The implementation of SSH1 and SS2 are slightly diferent, and from OpenSSH
to SSH2 vary too. Since most of the Linux machines are running OpenSSH2,
we will describe here how to make the “trick” for avoiding a password everytime
when running openssh2 on both client and server.
For detailed information about the class of key verification and encription
that ssh uses, see the ssh and related man pages or online documentation
The basic idea is, however, that in the cryptosystem that ssh uses (RSA
or/and DSA) the encription and decription are done using diferent
keys Basically, what the user (client) needs is to generate a public/private
key pair. The server will know the public key, but only the client will know
the private key.
When the client connects to the server, it tells its own public key.
If this key is allowed (if it is between the know public keys list on the
server), the server will send a randomic number to the client. This encripted
number can only be decripted if the appropiate decription key is used, and
this decription key is the client’s private one. The client then uses then
its own private key and decript the number. If this is done correctly, the
server will grant the acces with no more questions.
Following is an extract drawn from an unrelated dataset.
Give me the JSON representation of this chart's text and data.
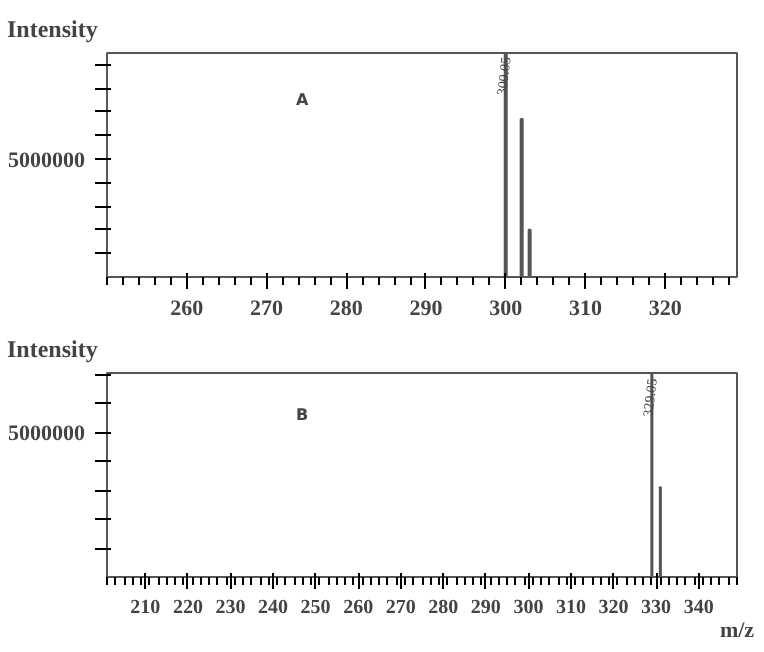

As you can see the system
is safe, because the client never tells anybody about its private key; and
this key cannot be inferred using the public one.
What must be done, then , is to generate a public/private key pair, and
copy the public part into the appropiate place on the server side.
For doing this, on the user’s home directory, on the client machine, type
local> ssh-keygen -t dsa -f .ssh/id_dsa
-t tells the type of encription
-f tells where to store the public/private key pairs. In this case, the .ssh directory on home is being used
A password will be asked; leave this part blank, just pressing <enter>
Now, go the .ssh directory, and you will find two new files: id_dsa and
id_dsa.pub. The last one is the public part. Now, copy the public key to the
local> cd .ssh
local> scp id_dsa.pub user@remote:~/.ssh/id_dsa.pub
Of course, this time you will need to enter the password.
Now, login into the server machine and go to the .ssh directory on the
local> ssh user@remote
remote> cd .ssh
Now, add the client’s public key to the know public keys on the server
remote> cat id_dsa.pub >> authorized_keys2
remote> chmod 640 authorized_keys2
remote> rm id_dsa.pub
and that’s all.
Next time you log into the remote server, no password will be asked.
Note that this sytem will work while none of the machines change its IP
address and for the specific user, so it is still safe.